Experiment details

A new paper describes experiments conducted at CERN. It turns out that antihydrogen atoms (a positron orbiting an antiproton) appear. They fall to Earth in the same way as their material counterparts.

This was the first direct experiment in which the effect of gravity on the motion of antimatter was actually observed. This is an important milestone in the study of antimatter, which still confuses the scientific world due to its absence in the universe.

Antihydrogen atoms are electrically neutral and stable antimatter particles. These properties make them ideal systems for studying the gravitational behavior of antimatter. Gravity is the force of attraction between two objects that have mass. It is the weakest of the four fundamental forces of nature.

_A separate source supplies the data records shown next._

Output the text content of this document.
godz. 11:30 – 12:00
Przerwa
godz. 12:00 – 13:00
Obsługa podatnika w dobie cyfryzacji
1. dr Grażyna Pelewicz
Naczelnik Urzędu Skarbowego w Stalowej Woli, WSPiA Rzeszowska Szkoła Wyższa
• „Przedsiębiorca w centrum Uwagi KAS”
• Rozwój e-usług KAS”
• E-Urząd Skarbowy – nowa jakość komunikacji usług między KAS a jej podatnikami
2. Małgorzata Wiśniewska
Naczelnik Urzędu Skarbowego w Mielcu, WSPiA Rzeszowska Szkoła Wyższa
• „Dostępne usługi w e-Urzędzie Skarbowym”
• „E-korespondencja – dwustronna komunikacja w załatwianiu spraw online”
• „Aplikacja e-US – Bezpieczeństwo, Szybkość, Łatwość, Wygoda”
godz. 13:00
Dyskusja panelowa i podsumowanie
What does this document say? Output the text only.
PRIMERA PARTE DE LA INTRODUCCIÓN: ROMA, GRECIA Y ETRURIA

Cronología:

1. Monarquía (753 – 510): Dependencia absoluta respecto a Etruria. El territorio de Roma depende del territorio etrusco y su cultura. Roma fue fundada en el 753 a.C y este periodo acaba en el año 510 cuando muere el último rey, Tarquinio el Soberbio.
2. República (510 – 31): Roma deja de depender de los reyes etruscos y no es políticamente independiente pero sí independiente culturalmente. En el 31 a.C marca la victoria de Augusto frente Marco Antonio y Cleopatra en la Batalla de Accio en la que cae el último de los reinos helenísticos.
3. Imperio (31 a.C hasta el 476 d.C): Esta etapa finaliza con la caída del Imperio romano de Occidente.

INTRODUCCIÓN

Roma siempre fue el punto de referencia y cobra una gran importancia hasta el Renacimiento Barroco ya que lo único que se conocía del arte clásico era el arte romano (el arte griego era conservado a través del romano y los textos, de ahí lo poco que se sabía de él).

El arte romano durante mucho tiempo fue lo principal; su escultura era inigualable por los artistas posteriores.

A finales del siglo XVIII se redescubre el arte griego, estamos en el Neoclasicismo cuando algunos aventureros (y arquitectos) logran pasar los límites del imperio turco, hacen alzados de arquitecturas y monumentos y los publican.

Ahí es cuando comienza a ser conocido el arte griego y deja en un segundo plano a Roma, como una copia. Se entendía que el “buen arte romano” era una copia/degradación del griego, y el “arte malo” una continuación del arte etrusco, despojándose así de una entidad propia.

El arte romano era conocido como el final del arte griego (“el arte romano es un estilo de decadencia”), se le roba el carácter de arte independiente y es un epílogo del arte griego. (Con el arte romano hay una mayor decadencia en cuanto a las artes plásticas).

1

Antihydrogen atoms are created by taking negatively charged antiprotons and combining them with positively charged positrons deposited from a sodium-22 source. The neutral but slightly magnetic antimatter atoms are then caught in a magnetic trap that prevents them from coming into contact with matter and annihilating. The team built an upright apparatus that allowed them to measure how antihydrogen atoms annihilate with matter when the trap’s magnetic field is turned off, allowing the atoms to begin moving in one direction or another.

The scientists trapped groups of about 100 antihydrogen atoms, then slowly released the atoms from the trap over 20 seconds, gradually reducing the current in the top and bottom magnets.

Now scientists want to compare the rates of decline.